Kehadiran Wabup Minahasa disambut langsung oleh Direktur Distribusi dan Cadangan Pangan, Dr. Rachmi Widiriani, SP, M.Si, serta Direktur Ketersediaan Pangan, Indra Wijayanto, ST, M.SE. Keduanya menegaskan pentingnya sinergi antara pemerintah pusat dan daerah dalam menjaga ketahanan pangan nasional, serta menyatakan kesiapan untuk mempelajari proposal GPM yang diajukan Pemkab Minahasa sesuai mekanisme yang berlaku.

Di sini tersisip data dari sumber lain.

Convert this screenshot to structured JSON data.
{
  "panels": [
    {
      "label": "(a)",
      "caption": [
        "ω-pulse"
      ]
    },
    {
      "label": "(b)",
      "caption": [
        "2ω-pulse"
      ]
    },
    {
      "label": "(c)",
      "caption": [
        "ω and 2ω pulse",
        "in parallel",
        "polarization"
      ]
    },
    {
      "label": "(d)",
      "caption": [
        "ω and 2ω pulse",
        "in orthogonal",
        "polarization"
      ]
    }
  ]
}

Tak sendiri, Wabup Vanda turut didampingi Kepala Dinas Pangan Kabupaten Minahasa, Agustivo Tumundo, SE, M.Si. Ia menjabarkan secara teknis rencana pelaksanaan GPM di Minahasa, mulai dari penentuan lokasi hingga kelompok masyarakat yang akan menjadi sasaran program.
Dari ruang pertemuan di Ibu Kota, harapan itu dibawa pulang ke Minahasa—harapannya sederhana namun penting: harga pangan yang stabil, ketersediaan bahan pokok yang terjaga, dan rasa aman bagi masyarakat dalam memenuhi kebutuhan hidup sehari-hari.